RE: [RFC] mm/memory.c: Optimizing THP zeroing routine for !HIGHMEM cases

From: Chintan Pandya <chintan.pandya@oneplus.com>
To: "Huang, Ying" <ying.huang@intel.com>
Cc: Michal Hocko <mhocko@suse.com>,
	Prathu Baronia <prathu.baronia@oneplus.com>,
	"akpm@linux-foundation.org" <akpm@linux-foundation.org>,
	"linux-mm@kvack.org" <linux-mm@kvack.org>,
	"gregkh@linuxfoundation.org" <gregkh@linuxfoundation.org>,
	"gthelen@google.com" <gthelen@google.com>,
	"jack@suse.cz" <jack@suse.cz>, Ken Lin <ken.lin@oneplus.com>,
	Gasine Xu <Gasine.Xu@Oneplus.com>
Subject: RE: [RFC] mm/memory.c: Optimizing THP zeroing routine for !HIGHMEM cases
Date: Sat, 11 Apr 2020 15:40:01 +0000	[thread overview]
Message-ID: <SG2PR04MB2921E6D51681B935C0F85EEA91DF0@SG2PR04MB2921.apcprd04.prod.outlook.com> (raw)
In-Reply-To: <87lfn390db.fsf@yhuang-dev.intel.com>

> > Generally, many architectures are optimized for serial loads, be it
> > initialization or access, as it is simplest form of prediction. Any
> > random access pattern would kill that pre-fetching. And for now, I
> > suspect that to be the case here. Probably, we can run more tests to confirm
> this part.
> 
> Please prove your theory with test.  Better to test x86 too.

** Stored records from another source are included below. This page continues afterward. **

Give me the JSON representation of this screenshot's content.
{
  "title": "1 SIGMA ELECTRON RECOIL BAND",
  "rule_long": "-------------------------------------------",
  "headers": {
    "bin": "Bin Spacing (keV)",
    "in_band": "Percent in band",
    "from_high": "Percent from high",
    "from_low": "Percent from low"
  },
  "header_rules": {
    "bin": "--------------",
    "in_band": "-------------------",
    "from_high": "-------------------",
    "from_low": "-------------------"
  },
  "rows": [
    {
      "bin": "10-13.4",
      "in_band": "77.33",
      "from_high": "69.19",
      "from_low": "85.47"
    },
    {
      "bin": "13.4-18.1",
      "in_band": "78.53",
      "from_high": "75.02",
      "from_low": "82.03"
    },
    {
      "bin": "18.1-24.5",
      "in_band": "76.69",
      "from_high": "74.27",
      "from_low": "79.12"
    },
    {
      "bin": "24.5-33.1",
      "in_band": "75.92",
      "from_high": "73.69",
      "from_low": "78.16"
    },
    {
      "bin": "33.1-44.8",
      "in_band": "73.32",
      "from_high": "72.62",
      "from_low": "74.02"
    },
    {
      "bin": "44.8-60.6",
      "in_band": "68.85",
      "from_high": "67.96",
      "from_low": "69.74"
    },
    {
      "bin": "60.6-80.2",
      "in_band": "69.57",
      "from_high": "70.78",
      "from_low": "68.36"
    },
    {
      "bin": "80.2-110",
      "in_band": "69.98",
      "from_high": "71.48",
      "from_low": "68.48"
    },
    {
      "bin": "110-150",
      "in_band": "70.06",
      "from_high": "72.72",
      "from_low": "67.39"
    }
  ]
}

Wrote down below userspace test code.

Code:

#include <stdio.h>
#include <stdlib.h>
#include <string.h>
#include <sys/time.h>

#define SZ_1M 0x100000
#define SZ_4K 0x1000
#define NUM 100

Int main ()
{
  void *p;
  void *q;
  void *r;

  unsigned long total_pages, total_size;
  int i, j;
  struct timeval t0, t1, t2, t3;
  int elapsed;

  printf ("Hello World\n");

  total_size = NUM * SZ_1M;
  total_pages = NUM * (SZ_1M / SZ_4K);

  p = malloc (total_size);
  q = malloc (total_size);
  r = malloc (total_size);

  /* So that all pages gets allocated */
  memset (r, 0xa, total_size);
  memset (q, 0xa, total_size);
  memset (p, 0xa, total_size);

  gettimeofday (&t0, NULL);

  /* One shot memset */
  memset (r, 0xd, total_size);

  gettimeofday (&t1, NULL);

  /* traverse in forward order */
  for (j = 0; j < total_pages; j++)
    {
      memset (q + (j * SZ_4K), 0xc, SZ_4K);
    }

  gettimeofday (&t2, NULL);

  /* traverse in reverse order */
  for (i = 0; i < total_pages; i++)
    {
      memset (p + total_size - (i + 1) * SZ_4K, 0xb, SZ_4K);
    }

  gettimeofday (&t3, NULL);

  free (p);
  free (q);
  free (r);

  /* Results time */
  elapsed = ((t1.tv_sec - t0.tv_sec) * 1000000) + (t1.tv_usec - t0.tv_usec);
  printf ("One shot: %d micro seconds\n", elapsed);

  elapsed = ((t2.tv_sec - t1.tv_sec) * 1000000) + (t2.tv_usec - t1.tv_usec);
  printf ("Forward order: %d micro seconds\n", elapsed);

  elapsed = ((t3.tv_sec - t2.tv_sec) * 1000000) + (t3.tv_usec - t2.tv_usec);
  printf ("Reverse order: %d micro seconds\n", elapsed);
  return 0;
}

------------------------------------------------------------------------------------------------

Results for ARM64 target (SM8150 , CPU0 & 6 are online, running at max frequency)
All numbers are mean of 100 iterations. Variation is ignorable.
- Oneshot : 3389.26 us
- Forward : 8876.16 us
- Reverse : 18157.6 us

Results for x86-64 (Intel(R) Core(TM) i7-8700 CPU @ 3.20GHz, only CPU 0 in max frequency)
All numbers are mean of 100 iterations. Variation is ignorable.
- Oneshot : 3203.49 us
- Forward : 5766.46 us
- Reverse : 5187.86 us

To conclude, I observed optimized serial writes in case of ARM processor. But strangely,
memset in reverse order performs better than forward order quite consistently across
multiple x86 machines. I don't have much insight into x86 so to clarify, I would like to
restrict my previous suspicion to ARM only.

> 
> Best Regards,
> Huang, Ying